Climate data for Francisco Beltrão, elevation 650 m (2,130 ft), (1974–2014)
| Month | Jan | Feb | Mar | Apr | May | Jun | Jul | Aug | Sep | Oct | Nov | Dec | Year |
| Record high °C (°F) | 36.4 (97.5) | 37.6 (99.7) | 37.4 (99.3) | 33.8 (92.8) | 31.9 (89.4) | 31.0 (87.8) | 30.0 (86.0) | 34.0 (93.2) | 35.7 (96.3) | 36.4 (97.5) | 38.3 (100.9) | 38.2 (100.8) | 38.3 (100.9) |
| Mean daily maximum °C (°F) | 30.2 (86.4) | 29.9 (85.8) | 29.2 (84.6) | 26.1 (79.0) | 22.3 (72.1) | 20.7 (69.3) | 21.1 (70.0) | 23.4 (74.1) | 24.3 (75.7) | 26.7 (80.1) | 28.4 (83.1) | 29.7 (85.5) | 26.0 (78.8) |
| Daily mean °C (°F) | 23.6 (74.5) | 23.2 (73.8) | 22.2 (72.0) | 19.2 (66.6) | 15.5 (59.9) | 14.1 (57.4) | 14.2 (57.6) | 16.0 (60.8) | 17.5 (63.5) | 20.1 (68.2) | 21.7 (71.1) | 23.1 (73.6) | 19.2 (66.6) |
| Mean daily minimum °C (°F) | 18.4 (65.1) | 18.3 (64.9) | 17.0 (62.6) | 14.1 (57.4) | 10.6 (51.1) | 9.4 (48.9) | 9.0 (48.2) | 10.2 (50.4) | 11.9 (53.4) | 14.6 (58.3) | 15.9 (60.6) | 17.7 (63.9) | 13.9 (57.1) |
| Record low °C (°F) | 8.0 (46.4) | 8.7 (47.7) | 3.4 (38.1) | 1.0 (33.8) | −0.2 (31.6) | −4.2 (24.4) | −5.0 (23.0) | −2.4 (27.7) | −0.4 (31.3) | 3.3 (37.9) | 4.8 (40.6) | 8.6 (47.5) | −5.0 (23.0) |
| Average precipitation mm (inches) | 186.8 (7.35) | 171.1 (6.74) | 137.9 (5.43) | 171.4 (6.75) | 184.5 (7.26) | 170.6 (6.72) | 135.1 (5.32) | 110.5 (4.35) | 167.9 (6.61) | 254.8 (10.03) | 174.8 (6.88) | 168.2 (6.62) | 2,033.6 (80.06) |
| Average precipitation days (≥ 1.0 mm) | 14 | 13 | 11 | 10 | 9 | 10 | 10 | 8 | 11 | 12 | 11 | 12 | 131 |
| Average relative humidity (%) | 74 | 76 | 76 | 78 | 80 | 81 | 77 | 71 | 70 | 71 | 69 | 71 | 75 |
| Mean monthly sunshine hours | 219.7 | 192.9 | 215.5 | 188.6 | 172.3 | 144.9 | 172.9 | 192.8 | 180.6 | 201.6 | 224.3 | 225.7 | 2,331.8 |
Source: IAPAR

== Economy ==
Since 2000, the GDP has growth over 7.5% annually. Unemployment has dropped from 11% of its 35,000 economically active people to somewhat over 6% as of 2006.

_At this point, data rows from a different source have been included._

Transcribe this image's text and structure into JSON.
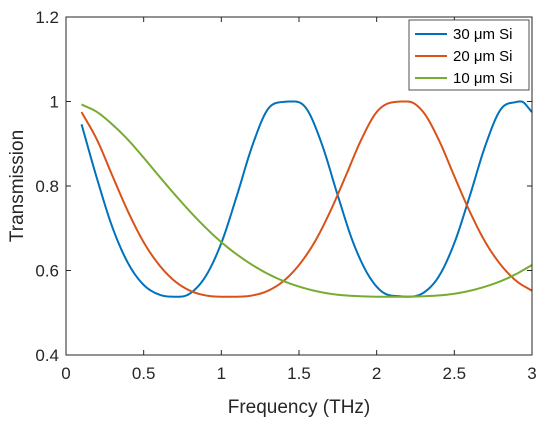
{
  "chart_data": {
    "type": "line",
    "title": "",
    "xlabel": "Frequency (THz)",
    "ylabel": "Transmission",
    "xlim": [
      0,
      3
    ],
    "ylim": [
      0.4,
      1.2
    ],
    "x_ticks": [
      0,
      0.5,
      1,
      1.5,
      2,
      2.5,
      3
    ],
    "x_tick_labels": [
      "0",
      "0.5",
      "1",
      "1.5",
      "2",
      "2.5",
      "3"
    ],
    "y_ticks": [
      0.4,
      0.6,
      0.8,
      1.0,
      1.2
    ],
    "y_tick_labels": [
      "0.4",
      "0.6",
      "0.8",
      "1",
      "1.2"
    ],
    "grid": false,
    "legend_position": "top-right",
    "series": [
      {
        "name": "30 μm Si",
        "color": "#0072BD",
        "x": [
          0.1,
          0.2,
          0.3,
          0.4,
          0.5,
          0.6,
          0.7,
          0.73,
          0.8,
          0.9,
          1.0,
          1.1,
          1.2,
          1.3,
          1.4,
          1.47,
          1.55,
          1.65,
          1.75,
          1.85,
          1.95,
          2.05,
          2.15,
          2.2,
          2.3,
          2.4,
          2.5,
          2.6,
          2.7,
          2.8,
          2.9,
          2.93,
          3.0
        ],
        "y": [
          0.946,
          0.817,
          0.701,
          0.617,
          0.566,
          0.543,
          0.538,
          0.538,
          0.546,
          0.587,
          0.665,
          0.777,
          0.896,
          0.982,
          0.999,
          1.0,
          0.982,
          0.896,
          0.777,
          0.665,
          0.587,
          0.546,
          0.539,
          0.538,
          0.547,
          0.586,
          0.665,
          0.777,
          0.896,
          0.982,
          0.999,
          1.0,
          0.975
        ]
      },
      {
        "name": "20 μm Si",
        "color": "#D95319",
        "x": [
          0.1,
          0.2,
          0.3,
          0.4,
          0.5,
          0.6,
          0.7,
          0.8,
          0.9,
          1.0,
          1.1,
          1.2,
          1.3,
          1.4,
          1.5,
          1.6,
          1.7,
          1.8,
          1.9,
          2.0,
          2.1,
          2.2,
          2.3,
          2.4,
          2.5,
          2.6,
          2.7,
          2.8,
          2.9,
          3.0
        ],
        "y": [
          0.975,
          0.909,
          0.823,
          0.739,
          0.667,
          0.613,
          0.575,
          0.552,
          0.541,
          0.538,
          0.538,
          0.541,
          0.552,
          0.575,
          0.613,
          0.667,
          0.739,
          0.823,
          0.909,
          0.975,
          0.998,
          1.0,
          0.975,
          0.909,
          0.823,
          0.739,
          0.667,
          0.613,
          0.575,
          0.552
        ]
      },
      {
        "name": "10 μm Si",
        "color": "#77AC30",
        "x": [
          0.1,
          0.2,
          0.3,
          0.4,
          0.5,
          0.6,
          0.7,
          0.8,
          0.9,
          1.0,
          1.1,
          1.2,
          1.3,
          1.4,
          1.5,
          1.6,
          1.7,
          1.8,
          1.9,
          2.0,
          2.1,
          2.2,
          2.3,
          2.4,
          2.5,
          2.6,
          2.7,
          2.8,
          2.9,
          3.0
        ],
        "y": [
          0.993,
          0.975,
          0.945,
          0.909,
          0.867,
          0.823,
          0.78,
          0.739,
          0.701,
          0.667,
          0.638,
          0.613,
          0.592,
          0.575,
          0.562,
          0.552,
          0.545,
          0.541,
          0.539,
          0.538,
          0.538,
          0.538,
          0.539,
          0.541,
          0.545,
          0.552,
          0.562,
          0.575,
          0.592,
          0.613
        ]
      }
    ]
  }
}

For the last three years, the city was proportionally ranked first (and generally no lower than fifth) in job-creation throughout the state of Paraná.

== Culture ==
Most inhabitants are descendants of Italian and German immigrants, who first lived in the southern states of Rio Grande do Sul and Santa Catarina before coming to the region between the 1940s and the 1960s. According to some researchers, 50% of population descends from Italian immigrants while 15% are descendants of German immigrants. These proportions are likely to decrease as young people move around Brazil and northern Brazilian residents move to this city.